Эти и всякие сопутствующие мысли я додумывала, упаковывая в рюкзачок пистолеты, запасные магазины и гранаты. Эх, жалко РПГ под куртку не спрячешь. Но ничего: пристрою в кустах у заборчика, где потемнее, и сбегаю еще раз. От острога до бабкиного дома не так уж и далеко.

Затянув все лямки и попрыгав для верности, я бесшумно выскользнула во двор. Ну, это я только в мечтах двигалась, как черный призрак на крыльях ночи, а на самом деле под тяжестью рюкзака топала, как беременная черепаха. Но ничего. Нам бы день простоять, да ночь продержаться…

Главной задачей было не нарваться на патрули. Хорошо что я мелкая — за камушек присяду и не видно. А еще я умела исчезать. Меня Таракан научил: нужно застыть, почти перестав дышать, и убрать себя из окружающей действительности. Заставить мир поверить, что тебя нет. Это не магия, просто надо так вписаться в тени, чтобы рука стала продолжением ветки дерева, нога — корневищем, лицо — отблеском луны на кирпичной кладке…

Луны сегодня не было, зато на город опустился туман, что только облегчало задачу: не то, что патрулей, собственных рук и ног не видно. Один раз всего прятаться пришлось, когда мимо проскакала возбужденная толпа магов. Заслышав бодрый говорок Агасфера Моисеевича, я решила перестраховаться: вдруг дедуля начнет проявлять отеческую заботу? Или, чего доброго, нажалуется Лумумбе, что видел его ученицу совсем не там, где ей полагается быть… Хорошо, что к новому рюкзаку прилагалась тактическая накидка «под камень». Садишься, накрываешься с головой — и красота.

Когда я увидела у причала «Молот Дьюрина», отлегло от сердца. Была подленькая мыслишка, что ребята смотались к себе в Кеблавик, испугавшись нового режима…

На борт пришлось карабкаться по якорной цепи — все мостки были убраны, а орать, стоя на берегу, не хотелось. Чуть не сорвалась пару раз в темную, покрытую мелкими льдинками воду. Преимущество действий в одиночку: никто не читает нотаций, никто не зудит над ухом что у тебя, мол, ничего не выйдет, что падать в воду обвешанной железом с ног до головы — верный Смерть… Так. Не думать.
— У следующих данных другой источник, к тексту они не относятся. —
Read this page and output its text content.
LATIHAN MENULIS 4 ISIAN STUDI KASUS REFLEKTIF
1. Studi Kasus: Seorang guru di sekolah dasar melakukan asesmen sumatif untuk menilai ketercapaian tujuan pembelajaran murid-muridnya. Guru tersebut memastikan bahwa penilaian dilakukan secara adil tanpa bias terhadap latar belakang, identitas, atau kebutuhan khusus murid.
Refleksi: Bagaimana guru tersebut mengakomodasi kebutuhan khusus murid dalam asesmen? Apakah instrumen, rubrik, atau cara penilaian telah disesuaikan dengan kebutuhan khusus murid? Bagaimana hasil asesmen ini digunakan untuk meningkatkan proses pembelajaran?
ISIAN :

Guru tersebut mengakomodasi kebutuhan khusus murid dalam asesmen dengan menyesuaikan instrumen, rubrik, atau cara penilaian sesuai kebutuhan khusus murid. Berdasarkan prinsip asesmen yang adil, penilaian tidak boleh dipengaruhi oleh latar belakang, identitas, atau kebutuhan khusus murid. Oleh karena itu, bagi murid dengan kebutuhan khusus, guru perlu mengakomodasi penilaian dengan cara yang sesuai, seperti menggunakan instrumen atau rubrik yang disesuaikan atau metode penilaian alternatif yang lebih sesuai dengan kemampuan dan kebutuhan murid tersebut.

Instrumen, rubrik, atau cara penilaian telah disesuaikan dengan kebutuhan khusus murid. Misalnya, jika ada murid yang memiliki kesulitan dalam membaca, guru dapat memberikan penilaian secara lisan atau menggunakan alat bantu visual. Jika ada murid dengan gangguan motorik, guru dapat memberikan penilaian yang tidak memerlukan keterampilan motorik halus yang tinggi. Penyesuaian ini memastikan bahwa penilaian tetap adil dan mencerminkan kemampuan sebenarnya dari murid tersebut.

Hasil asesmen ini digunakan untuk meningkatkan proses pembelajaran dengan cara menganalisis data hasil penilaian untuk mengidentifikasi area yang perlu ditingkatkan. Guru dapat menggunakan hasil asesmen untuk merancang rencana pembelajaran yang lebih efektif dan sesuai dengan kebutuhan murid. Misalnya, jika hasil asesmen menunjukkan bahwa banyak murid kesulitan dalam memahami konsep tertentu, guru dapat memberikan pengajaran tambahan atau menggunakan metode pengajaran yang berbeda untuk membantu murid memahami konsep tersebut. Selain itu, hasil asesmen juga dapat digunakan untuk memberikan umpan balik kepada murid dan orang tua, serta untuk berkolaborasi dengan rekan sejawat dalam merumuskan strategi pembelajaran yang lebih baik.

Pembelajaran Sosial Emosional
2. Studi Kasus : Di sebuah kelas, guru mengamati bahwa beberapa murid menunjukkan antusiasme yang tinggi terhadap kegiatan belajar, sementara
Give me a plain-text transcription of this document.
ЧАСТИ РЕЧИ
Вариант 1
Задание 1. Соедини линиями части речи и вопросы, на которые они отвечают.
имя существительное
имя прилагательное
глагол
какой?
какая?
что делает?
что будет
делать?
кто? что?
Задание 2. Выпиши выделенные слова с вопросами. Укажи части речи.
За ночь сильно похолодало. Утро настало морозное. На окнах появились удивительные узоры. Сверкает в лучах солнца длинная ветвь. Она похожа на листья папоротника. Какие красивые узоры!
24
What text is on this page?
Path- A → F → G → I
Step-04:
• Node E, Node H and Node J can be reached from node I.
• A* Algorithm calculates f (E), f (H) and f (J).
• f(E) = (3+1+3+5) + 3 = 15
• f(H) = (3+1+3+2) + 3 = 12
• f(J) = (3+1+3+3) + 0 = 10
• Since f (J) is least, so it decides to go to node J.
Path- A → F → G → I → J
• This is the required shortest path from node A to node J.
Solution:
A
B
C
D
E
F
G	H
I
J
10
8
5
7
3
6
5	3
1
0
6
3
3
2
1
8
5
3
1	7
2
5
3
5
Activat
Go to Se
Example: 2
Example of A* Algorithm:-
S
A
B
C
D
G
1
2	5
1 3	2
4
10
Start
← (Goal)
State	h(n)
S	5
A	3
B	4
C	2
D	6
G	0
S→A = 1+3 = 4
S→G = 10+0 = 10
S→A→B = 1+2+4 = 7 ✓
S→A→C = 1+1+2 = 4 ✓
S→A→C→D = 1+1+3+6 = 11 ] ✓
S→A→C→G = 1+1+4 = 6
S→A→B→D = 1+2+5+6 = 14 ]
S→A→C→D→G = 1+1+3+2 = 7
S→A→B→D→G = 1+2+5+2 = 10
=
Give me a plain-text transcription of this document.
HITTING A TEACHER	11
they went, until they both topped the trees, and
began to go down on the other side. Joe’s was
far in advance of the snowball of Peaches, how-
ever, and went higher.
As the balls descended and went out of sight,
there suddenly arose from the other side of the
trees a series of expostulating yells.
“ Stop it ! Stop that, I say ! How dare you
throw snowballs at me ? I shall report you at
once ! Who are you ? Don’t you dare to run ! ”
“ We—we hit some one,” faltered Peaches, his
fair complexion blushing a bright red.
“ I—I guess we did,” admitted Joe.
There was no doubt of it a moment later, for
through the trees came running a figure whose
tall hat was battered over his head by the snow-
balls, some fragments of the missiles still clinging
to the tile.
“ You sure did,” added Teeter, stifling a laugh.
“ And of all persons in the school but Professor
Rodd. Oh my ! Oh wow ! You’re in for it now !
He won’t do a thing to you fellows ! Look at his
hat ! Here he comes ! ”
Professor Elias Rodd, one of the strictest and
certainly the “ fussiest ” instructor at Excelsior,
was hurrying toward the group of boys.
Делать.

Перевалившись на палубу, я не успела даже пикнуть. Навалилось что-то тяжелое, жесткое, пахнущее оружейной смазкой и перегаром, сорвало рюкзак, а рот зажало грубой заскорузлой ладонью. Я тут же впилась в нее зубами — всё равно что кусать старый кирзовый сапог. Над головой зашипели, выругались по-исландски, и я получила такой шлепок по мягкому месту, что мозги едва не вылетели, с противоположного конца… Руку пришлось отпустить.

Негромко переговариваясь меня подняли, закинули на плечо и потащили в трюм. Дураки! Я же своя…

Когда меня поставили, одернули курточку и убрали волосы с глаз оказалось, что мы находимся в том же зале, где давеча проходили соревнования. Прямо передо мной, сложив руки на груди, стоял Сигурд. В одной руке он сжимал жареную ногу исполинской курицы, а в другой — любимый топор.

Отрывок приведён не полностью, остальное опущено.